Analysts say the BOJ had a second motive in deciding to increase its share purchases -- to put itself in a better position to handle calls by politicians and bureaucrats to buy up high-risk assets to inflate prices.

Meanwhile, Fukui's act of calling the emergency meeting -- the first under the new Bank of Japan Law that came into effect in April 1998 -- won him points among politicians, who praised his quick response.

"The BOJ has made one decision in a very short time after coming under new leadership," Chief Cabinet Secretary Yasuo Fukuda said. "I would like to offer my respect to (Fukui's) decisiveness and action in seizing the moment."

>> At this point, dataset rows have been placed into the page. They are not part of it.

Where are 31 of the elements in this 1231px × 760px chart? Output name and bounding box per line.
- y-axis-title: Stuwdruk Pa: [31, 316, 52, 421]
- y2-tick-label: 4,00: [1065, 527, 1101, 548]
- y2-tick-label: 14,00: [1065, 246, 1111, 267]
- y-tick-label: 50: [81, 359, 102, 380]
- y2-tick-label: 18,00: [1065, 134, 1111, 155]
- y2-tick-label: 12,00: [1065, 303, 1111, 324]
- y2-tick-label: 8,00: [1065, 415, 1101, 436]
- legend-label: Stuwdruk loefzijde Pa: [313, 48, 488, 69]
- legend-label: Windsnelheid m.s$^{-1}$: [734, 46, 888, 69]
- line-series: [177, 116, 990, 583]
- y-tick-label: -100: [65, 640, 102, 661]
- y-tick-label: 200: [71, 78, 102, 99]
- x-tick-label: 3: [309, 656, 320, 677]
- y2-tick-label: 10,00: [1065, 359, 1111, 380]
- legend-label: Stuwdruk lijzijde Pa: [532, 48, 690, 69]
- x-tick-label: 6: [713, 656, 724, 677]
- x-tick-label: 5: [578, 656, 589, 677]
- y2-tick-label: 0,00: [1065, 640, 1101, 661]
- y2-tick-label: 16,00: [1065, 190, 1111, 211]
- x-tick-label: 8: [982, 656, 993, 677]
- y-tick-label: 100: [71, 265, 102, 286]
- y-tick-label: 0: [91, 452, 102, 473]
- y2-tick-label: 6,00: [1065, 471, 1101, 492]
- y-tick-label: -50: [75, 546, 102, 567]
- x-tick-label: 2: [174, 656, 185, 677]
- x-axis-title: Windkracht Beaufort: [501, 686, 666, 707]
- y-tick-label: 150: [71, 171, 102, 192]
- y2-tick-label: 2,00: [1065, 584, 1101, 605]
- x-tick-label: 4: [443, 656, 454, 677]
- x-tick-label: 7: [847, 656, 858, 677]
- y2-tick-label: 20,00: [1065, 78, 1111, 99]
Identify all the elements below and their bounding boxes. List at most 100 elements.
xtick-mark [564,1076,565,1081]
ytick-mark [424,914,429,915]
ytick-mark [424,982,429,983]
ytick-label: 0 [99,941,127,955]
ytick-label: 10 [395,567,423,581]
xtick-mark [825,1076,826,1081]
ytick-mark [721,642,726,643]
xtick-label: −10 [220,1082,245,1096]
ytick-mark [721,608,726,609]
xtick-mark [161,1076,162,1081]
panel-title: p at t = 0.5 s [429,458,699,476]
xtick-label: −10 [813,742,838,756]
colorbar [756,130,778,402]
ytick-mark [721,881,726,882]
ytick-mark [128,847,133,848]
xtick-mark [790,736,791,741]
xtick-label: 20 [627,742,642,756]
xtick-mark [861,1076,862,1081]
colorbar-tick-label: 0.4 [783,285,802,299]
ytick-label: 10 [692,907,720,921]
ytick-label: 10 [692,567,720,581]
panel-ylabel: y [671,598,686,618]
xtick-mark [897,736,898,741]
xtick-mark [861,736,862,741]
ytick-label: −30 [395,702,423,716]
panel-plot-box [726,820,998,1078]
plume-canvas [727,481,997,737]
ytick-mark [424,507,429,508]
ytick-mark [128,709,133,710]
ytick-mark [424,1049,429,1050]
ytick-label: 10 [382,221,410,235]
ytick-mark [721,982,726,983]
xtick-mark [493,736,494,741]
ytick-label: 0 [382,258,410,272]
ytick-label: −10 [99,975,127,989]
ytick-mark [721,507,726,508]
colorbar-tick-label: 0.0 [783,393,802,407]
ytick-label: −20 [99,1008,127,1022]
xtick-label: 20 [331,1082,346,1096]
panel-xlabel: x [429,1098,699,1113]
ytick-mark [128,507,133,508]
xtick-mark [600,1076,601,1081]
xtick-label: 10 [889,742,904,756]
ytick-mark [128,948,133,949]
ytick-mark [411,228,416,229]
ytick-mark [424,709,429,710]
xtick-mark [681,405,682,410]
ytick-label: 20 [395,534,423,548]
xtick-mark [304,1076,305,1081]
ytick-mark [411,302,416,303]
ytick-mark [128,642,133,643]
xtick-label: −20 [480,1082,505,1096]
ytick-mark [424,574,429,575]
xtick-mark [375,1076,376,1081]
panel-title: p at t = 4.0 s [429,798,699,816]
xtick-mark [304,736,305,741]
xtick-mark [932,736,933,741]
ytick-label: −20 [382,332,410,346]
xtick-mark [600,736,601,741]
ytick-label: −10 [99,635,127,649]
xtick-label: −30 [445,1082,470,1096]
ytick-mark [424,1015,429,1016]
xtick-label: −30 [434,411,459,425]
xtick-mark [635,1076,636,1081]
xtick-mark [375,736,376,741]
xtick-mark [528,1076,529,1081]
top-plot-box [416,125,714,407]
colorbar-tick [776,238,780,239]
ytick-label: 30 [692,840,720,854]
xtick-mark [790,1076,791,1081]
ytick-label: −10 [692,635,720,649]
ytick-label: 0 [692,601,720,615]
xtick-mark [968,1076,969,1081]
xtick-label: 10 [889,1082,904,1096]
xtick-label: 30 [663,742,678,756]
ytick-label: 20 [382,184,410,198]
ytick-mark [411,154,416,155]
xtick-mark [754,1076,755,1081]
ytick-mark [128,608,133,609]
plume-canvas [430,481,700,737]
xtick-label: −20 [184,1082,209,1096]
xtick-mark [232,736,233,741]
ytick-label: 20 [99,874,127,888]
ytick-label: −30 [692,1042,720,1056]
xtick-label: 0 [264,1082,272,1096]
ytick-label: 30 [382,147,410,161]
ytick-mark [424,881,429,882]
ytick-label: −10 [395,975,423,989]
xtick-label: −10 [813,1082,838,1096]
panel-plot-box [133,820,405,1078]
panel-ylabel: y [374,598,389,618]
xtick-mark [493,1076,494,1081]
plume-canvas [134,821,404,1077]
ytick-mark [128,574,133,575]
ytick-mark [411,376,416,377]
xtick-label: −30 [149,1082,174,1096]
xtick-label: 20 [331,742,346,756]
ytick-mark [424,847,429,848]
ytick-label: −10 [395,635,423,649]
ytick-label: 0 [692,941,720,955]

But the decision on share purchases, forecast by media reports and analysts, caused hardly a ripple in the market. After rising slightly after the announcement, stocks echoed falls seen in the U.S. and Europe the day before, with the broad Topix index of listed stocks falling 2.3 percent to end at 812.29.

"He's being shrewd in how he uses the administrative tools at his disposal," said Hideo Kumano, senior economist at Dai-ichi Life Research Institute Inc., who awarded Fukui a mark of 80 percent for bringing together the differing views of the policy board. "But I'm disappointed that no new ideas were aired."

In deciding to maintain its monetary policy, the central bank will continue pumping funds into the current accounts that financial institutions keep at the BOJ.

The BOJ's goal is to keep the outstanding balance of these accounts, which the banks can use in their lending activities, between 15 trillion yen and 20 trillion yen. This range will increase to between 17 trillion yen and 22 trillion yen after April 1, when Japan Post will be established, taking over the state-run postal services.

The outstanding balance, however, has actually exceeded the target range, sitting at around 24 trillion yen.

The BOJ also decided to remove the five-day limit on emergency lending at the official discount rate of 0.1 percent. This is intended to prevent sudden bank failures that could result from cash shortages.

In addition, Fukui instructed his staff to strengthen the routes through which BOJ cash can reach the real economy and have an effect.

"I see how these (moves) might be necessary eventually," said Yasunari Ueno, chief market economist at Mizuho Securities Co. "But with short-term money markets this calm, did the BOJ have to hold an emergency meeting to make these decisions?"

Fukui called the emergency meeting "an exception among exceptions," adding it was an opportunity to formally discuss the stance of the policy board in the face of increased risks arising from the US-led war against Iraq.

Kumano of Dai-ichi Life Research Institute said the expansion in banks' share purchases may keep stock prices from sagging but is unlikely to have a lasting effect on banks' management or the economy in general. Analysts' simulations show the nation's seven major banks and banking groups are weighed down with between 4 trillion yen and 5 trillion yen in unrealized losses, with the Topix at 850.

Asked whether the BOJ can do more to help banks unwind cross-held shares, Fukui shook his head.

"Three trillion yen is the upper limit," Fukui said. "More would be close to impossible."

Two members of the nine-strong Policy Board opposed the decision to raise stock purchases, he said.